Name of the Procedure:

Injection(s), anesthetic agent(s) and/or steroid; transforaminal epidural, with imaging guidance (fluoroscopy or CT), lumbar or sacral, each additional level

Summary

This procedure involves injecting anesthetic agents and/or steroids into the epidural space of the lumbar or sacral spine using imaging guidance.
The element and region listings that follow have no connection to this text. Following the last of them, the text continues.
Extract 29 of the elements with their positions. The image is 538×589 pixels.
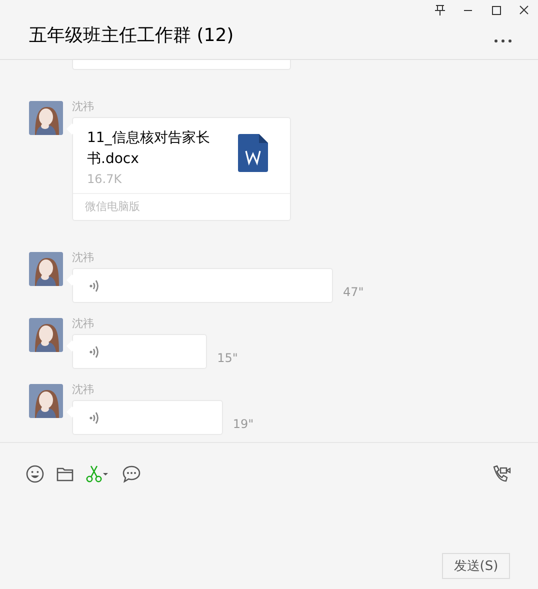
voice-duration: 15"	[217, 351, 238, 365]
voice-icon	[89, 278, 99, 292]
chat-bubble-icon[interactable]	[122, 465, 141, 483]
more-icon[interactable]	[494, 39, 512, 43]
maximize-icon[interactable]	[490, 4, 502, 16]
word-file-icon	[238, 134, 268, 172]
file-size: 16.7K	[87, 172, 123, 186]
sender-name: 沈祎	[72, 100, 94, 115]
source-label: 微信电脑版	[73, 193, 290, 220]
avatar[interactable]	[29, 252, 63, 286]
send-button[interactable]: 发送(S)	[442, 553, 510, 579]
avatar[interactable]	[29, 318, 63, 352]
pin-icon[interactable]	[434, 4, 446, 16]
voice-duration: 19"	[232, 417, 254, 431]
sender-name: 沈祎	[72, 317, 94, 332]
scissors-icon[interactable]	[86, 465, 110, 483]
voice-icon	[89, 410, 99, 424]
close-icon[interactable]	[518, 4, 530, 16]
voice-duration: 47"	[343, 285, 364, 299]
emoji-icon[interactable]	[26, 465, 44, 483]
avatar[interactable]	[29, 384, 63, 418]
voice-icon	[89, 344, 99, 358]
folder-icon[interactable]	[56, 466, 74, 482]
avatar[interactable]	[29, 101, 63, 135]
file-name: 11_信息核对告家长书.docx	[87, 129, 211, 169]
sender-name: 沈祎	[72, 383, 94, 398]
phone-video-icon[interactable]	[492, 465, 512, 483]
sender-name: 沈祎	[72, 251, 94, 266]
chat-title: 五年级班主任工作群 (12)	[29, 24, 234, 47]
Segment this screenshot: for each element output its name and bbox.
It targets multiple levels of the spine to help relieve pain and inflammation.

Purpose

  • Medical Condition: This procedure is commonly used to treat conditions like herniated discs, sciatica, spinal stenosis, and other sources of chronic pain and inflammation in the lower back and legs.
  • Goals: The primary goals are to reduce inflammation, alleviate pain, and improve functionality.

Indications

  • Persistent lower back pain or leg pain that does not respond to conservative treatments (physical therapy, medications).
  • Radiculopathy or nerve pain stemming from spinal issues.
  • Candidates are typically those who experience significant pain that interferes with daily activities.

Preparation

  • Patients may be advised to fast for a few hours before the procedure.
  • Medication adjustments might be necessary, especially for blood thinners.
  • Pre-procedure imaging tests like MRI or CT scans may be conducted to locate the exact area for injection.

Procedure Description

  1. The patient is positioned on the procedure table.
  2. Fluoroscopy or CT imaging is used to guide needle placement.
  3. The skin is cleaned and numbed with a local anesthetic.
  4. A needle is carefully inserted into the transforaminal epidural space.
  5. Contrast dye may be injected to confirm the correct placement.
  6. After confirmation, the anesthetic and/or steroid is injected.
  7. The process is repeated for each additional spinal level as required.

Duration

The procedure typically takes about 30 to 60 minutes, depending on the number of levels treated.

Setting

This procedure is usually performed in a hospital, outpatient clinic, or surgical center equipped with the necessary imaging technology.

Personnel

  • Interventional radiologist or spine specialist (performs the injection).
  • Radiologic technologist (operates imaging equipment).
  • Nurse or medical assistant (provides support and monitors the patient).

Risks and Complications

  • Common risks include localized pain, temporary numbness, or weakness.
  • Rare but possible complications include infection, bleeding, nerve damage, or allergic reactions to the contrast dye or medications.

Benefits

  • Reduced inflammation and pain, often noticeable within a few days to a week.
  • Improved ability to perform daily activities.
  • Potentially longer-term pain relief compared to other conservative treatments.

Recovery

  • Patients are usually monitored for a short time after the procedure and can often go home the same day.
  • Post-procedure instructions may include avoiding strenuous activities for a short period.
  • Follow-up appointments are important to assess the effectiveness and discuss ongoing treatment plans.

Alternatives

  • Physical therapy and medications.
  • Other types of spinal injections like facet joint injections or caudal epidural injections.
  • Surgical options, which might be considered if conservative treatments fail.

Patient Experience

  • During the procedure, patients may feel pressure or minor discomfort at the injection site.
  • Post-procedure soreness is common but usually subsides quickly.
  • Pain management strategies, including medications or ice packs, may be recommended to enhance comfort.